Bekasi, ICONONLINE.ID — Keberadaan Ghosun Iron Camp di Kecamatan Setu, Kabupaten Bekasi, mendapat dukungan dari berbagai kalangan masyarakat sebagai sarana pembinaan generasi muda melalui olahraga, khususnya cabang tinju (boxing). Kehadiran fasilitas latihan tersebut dinilai mampu menjadi ruang positif bagi remaja untuk mengembangkan bakat, meningkatkan disiplin, serta mendorong terbentuknya pola hidup sehat dan produktif.

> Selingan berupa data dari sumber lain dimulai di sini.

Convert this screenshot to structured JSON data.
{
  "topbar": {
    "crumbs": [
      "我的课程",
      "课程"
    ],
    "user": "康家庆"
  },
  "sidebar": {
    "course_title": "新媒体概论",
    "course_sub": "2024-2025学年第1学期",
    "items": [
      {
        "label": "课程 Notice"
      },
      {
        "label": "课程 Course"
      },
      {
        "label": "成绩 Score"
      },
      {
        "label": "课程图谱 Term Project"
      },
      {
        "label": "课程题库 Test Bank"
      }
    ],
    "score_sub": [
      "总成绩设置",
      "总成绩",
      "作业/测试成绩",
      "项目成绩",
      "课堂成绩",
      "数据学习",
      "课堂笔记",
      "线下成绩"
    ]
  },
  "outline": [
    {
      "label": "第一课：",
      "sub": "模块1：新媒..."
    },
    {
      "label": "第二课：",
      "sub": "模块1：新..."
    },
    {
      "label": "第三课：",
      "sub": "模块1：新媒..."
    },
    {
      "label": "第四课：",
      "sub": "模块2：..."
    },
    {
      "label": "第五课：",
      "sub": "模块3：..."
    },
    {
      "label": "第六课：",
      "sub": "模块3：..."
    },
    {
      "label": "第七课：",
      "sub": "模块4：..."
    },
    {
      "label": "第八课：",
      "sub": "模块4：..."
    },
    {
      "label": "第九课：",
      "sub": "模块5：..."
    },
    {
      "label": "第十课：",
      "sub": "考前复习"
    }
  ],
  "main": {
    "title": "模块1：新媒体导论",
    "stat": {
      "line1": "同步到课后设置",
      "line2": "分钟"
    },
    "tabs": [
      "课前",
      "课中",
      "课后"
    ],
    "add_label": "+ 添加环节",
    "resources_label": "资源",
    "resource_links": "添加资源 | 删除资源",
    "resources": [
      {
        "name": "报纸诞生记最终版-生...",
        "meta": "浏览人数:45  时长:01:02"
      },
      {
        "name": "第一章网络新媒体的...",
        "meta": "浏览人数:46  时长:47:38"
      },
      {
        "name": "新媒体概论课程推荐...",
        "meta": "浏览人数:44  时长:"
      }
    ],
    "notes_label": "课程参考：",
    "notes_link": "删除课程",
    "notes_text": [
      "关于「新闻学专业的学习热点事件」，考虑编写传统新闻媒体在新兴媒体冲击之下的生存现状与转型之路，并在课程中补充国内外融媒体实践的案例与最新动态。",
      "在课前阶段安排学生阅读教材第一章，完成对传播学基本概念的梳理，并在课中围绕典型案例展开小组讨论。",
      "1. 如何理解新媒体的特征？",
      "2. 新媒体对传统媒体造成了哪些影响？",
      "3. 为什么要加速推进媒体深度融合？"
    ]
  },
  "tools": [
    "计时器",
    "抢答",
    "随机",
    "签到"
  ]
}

Kecamatan Setu yang memiliki sejumlah sekolah tingkat SMP dan SMA, baik negeri maupun swasta, dinilai menyimpan potensi besar dalam pengembangan olahraga usia dini. Untuk itu, diperlukan pembinaan yang terarah dan berkelanjutan guna memberikan ruang aktivitas yang konstruktif bagi para pelajar sekaligus mendukung pembentukan karakter mereka.
Salah satu tokoh masyarakat Kelurahan Setu, Iky, yang berkesempatan mengunjungi Ghosun Iron Camp, menilai olahraga memiliki peran penting dalam membangun karakter generasi muda.
Menurutnya, aktivitas olahraga yang dilakukan secara terstruktur mampu menanamkan nilai disiplin, sportivitas, kerja keras, tanggung jawab, dan kemampuan mengendalikan diri.
“Kami berharap anak-anak muda memiliki lebih banyak pilihan kegiatan positif. Olahraga bisa menjadi sarana untuk menyalurkan energi dan minat mereka secara sehat, sekaligus membangun karakter yang kuat,” ujar Iky.
Seiring meningkatnya minat generasi muda terhadap olahraga tinju dan kebugaran, Ghosun Iron Camp dinilai memiliki peluang besar untuk berkontribusi dalam pembinaan atlet muda maupun pembentukan karakter remaja di wilayah Kabupaten Bekasi.
Sejumlah pihak juga mendorong perluasan sosialisasi program pembinaan olahraga ke sekolah-sekolah di Kecamatan Setu dan wilayah sekitarnya agar manfaat yang dihasilkan dapat menjangkau lebih banyak pelajar.
Kolaborasi dengan sekolah dan tenaga pendidik dinilai menjadi langkah strategis agar program latihan dapat menjadi alternatif kegiatan ekstrakurikuler yang mampu mengembangkan minat dan bakat siswa di bidang olahraga.
Selain itu, dukungan dari pemerintah daerah, pemerintah desa, serta organisasi olahraga dipandang penting untuk memperkuat ekosistem pembinaan atlet usia muda agar berjalan secara berkesinambungan dan memberikan dampak positif yang lebih luas.